Tre reading all’insegna della musica: dalle canzoni di Edith Piaf a quelle napoletane passando per un concerto raffinato di un Quartetto d’Archi. Tre proposte diverse accompagnate da testi letterari da Francoise Segan a Stefano Benni, Erri De Luca, Toto’, Eduardo De Filippo ma anche Poeti classici e contemporanei.

Musicisti d’eccezione e cantanti si susseguiranno sul palco della suggestiva Chiesa recentemente restaurata: da Marie Pierre Oudol, incarnazione vivente di Edith Piaf a Chantalle Allomello voce raffinata specializzata in canzoni napoletane, Gianni Martini alla fisarmonica, Mirco Rebaudo al clarinetto e sax, Mauro Parrinello , Mauro Demoro e Giancarlo Bacchi al contrabbasso, Fabrizio Vinciguerra alla chitarra, Celine Cellucci al mandolino, Cristina Silvestro e Vincenzo Citta’ al violino, Roberta Tumminello alla viola. Le voci di Loredana De Flaviis, Franco La Sacra e Paolo Paolino faranno da cornice. L’ingresso a titolo gratuito è offerto dal Comune di Sanremo Assessorato al Turismo.

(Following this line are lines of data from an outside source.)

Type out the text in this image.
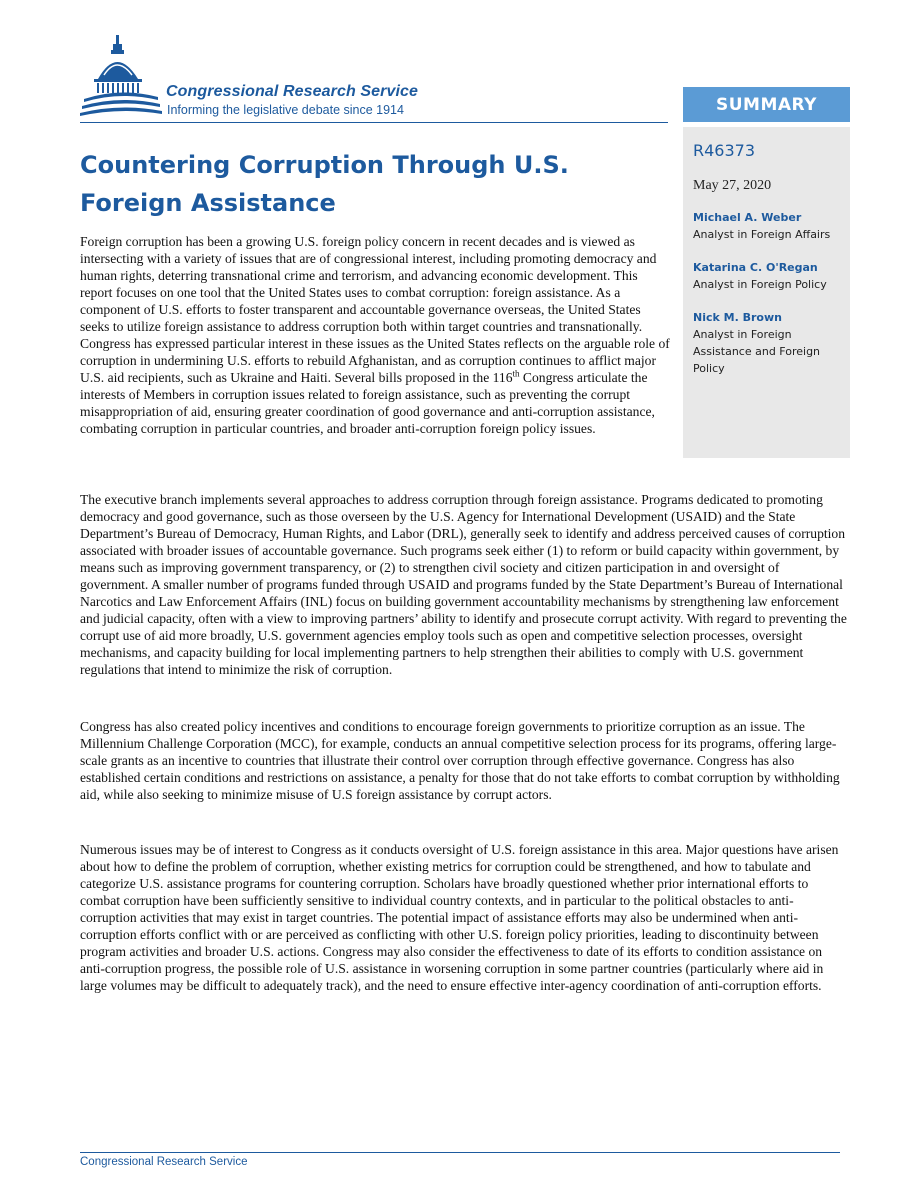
Congressional Research Service
Informing the legislative debate since 1914	SUMMARY
R46373
May 27, 2020
Michael A. Weber
Analyst in Foreign Affairs
Katarina C. O'Regan
Analyst in Foreign Policy
Nick M. Brown
Analyst in Foreign Assistance and Foreign Policy
Countering Corruption Through U.S. Foreign Assistance

Foreign corruption has been a growing U.S. foreign policy concern in recent decades and is viewed as intersecting with a variety of issues that are of congressional interest, including promoting democracy and human rights, deterring transnational crime and terrorism, and advancing economic development. This report focuses on one tool that the United States uses to combat corruption: foreign assistance. As a component of U.S. efforts to foster transparent and accountable governance overseas, the United States seeks to utilize foreign assistance to address corruption both within target countries and transnationally. Congress has expressed particular interest in these issues as the United States reflects on the arguable role of corruption in undermining U.S. efforts to rebuild Afghanistan, and as corruption continues to afflict major U.S. aid recipients, such as Ukraine and Haiti. Several bills proposed in the 116th Congress articulate the interests of Members in corruption issues related to foreign assistance, such as preventing the corrupt misappropriation of aid, ensuring greater coordination of good governance and anti-corruption assistance, combating corruption in particular countries, and broader anti-corruption foreign policy issues.

The executive branch implements several approaches to address corruption through foreign assistance. Programs dedicated to promoting democracy and good governance, such as those overseen by the U.S. Agency for International Development (USAID) and the State Department’s Bureau of Democracy, Human Rights, and Labor (DRL), generally seek to identify and address perceived causes of corruption associated with broader issues of accountable governance. Such programs seek either (1) to reform or build capacity within government, by means such as improving government transparency, or (2) to strengthen civil society and citizen participation in and oversight of government. A smaller number of programs funded through USAID and programs funded by the State Department’s Bureau of International Narcotics and Law Enforcement Affairs (INL) focus on building government accountability mechanisms by strengthening law enforcement and judicial capacity, often with a view to improving partners’ ability to identify and prosecute corrupt activity. With regard to preventing the corrupt use of aid more broadly, U.S. government agencies employ tools such as open and competitive selection processes, oversight mechanisms, and capacity building for local implementing partners to help strengthen their abilities to comply with U.S. government regulations that intend to minimize the risk of corruption.

Congress has also created policy incentives and conditions to encourage foreign governments to prioritize corruption as an issue. The Millennium Challenge Corporation (MCC), for example, conducts an annual competitive selection process for its programs, offering large-scale grants as an incentive to countries that illustrate their control over corruption through effective governance. Congress has also established certain conditions and restrictions on assistance, a penalty for those that do not take efforts to combat corruption by withholding aid, while also seeking to minimize misuse of U.S foreign assistance by corrupt actors.

Numerous issues may be of interest to Congress as it conducts oversight of U.S. foreign assistance in this area. Major questions have arisen about how to define the problem of corruption, whether existing metrics for corruption could be strengthened, and how to tabulate and categorize U.S. assistance programs for countering corruption. Scholars have broadly questioned whether prior international efforts to combat corruption have been sufficiently sensitive to individual country contexts, and in particular to the political obstacles to anti-corruption activities that may exist in target countries. The potential impact of assistance efforts may also be undermined when anti-corruption efforts conflict with or are perceived as conflicting with other U.S. foreign policy priorities, leading to discontinuity between program activities and broader U.S. actions. Congress may also consider the effectiveness to date of its efforts to condition assistance on anti-corruption progress, the possible role of U.S. assistance in worsening corruption in some partner countries (particularly where aid in large volumes may be difficult to adequately track), and the need to ensure effective inter-agency coordination of anti-corruption efforts.

Congressional Research Service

Si inizia domenica 17 dicembre alle ore 18 con il concerto intitolato “La Vie en Rose – Bonjour Tristesse” e dedicato ad Edith Piaf e Francoise Segan.

Come spiegano al Teatro dell’Albero: “altri prima di noi, in teatri francesi e tedeschi, hanno intuito la somiglianza tra le due donne,le due straordinarie personalità,i due destini di successo e di infelicità”.

“Noi abbiamo colto la possibilità di accostare il fascino intramontabile dei motivi delle canzoni della Piaf ad una trascrizione di testi della Sagan, per far rivivere due donne che hanno profondamente segnato il mondo artistico e culturale della Francia degli anni ’50, quando quella nazione metteva in campo grandi intellettuali e artisti che creavano un  fervido clima di rinascita, dopo la conclusione del secondo conflitto”.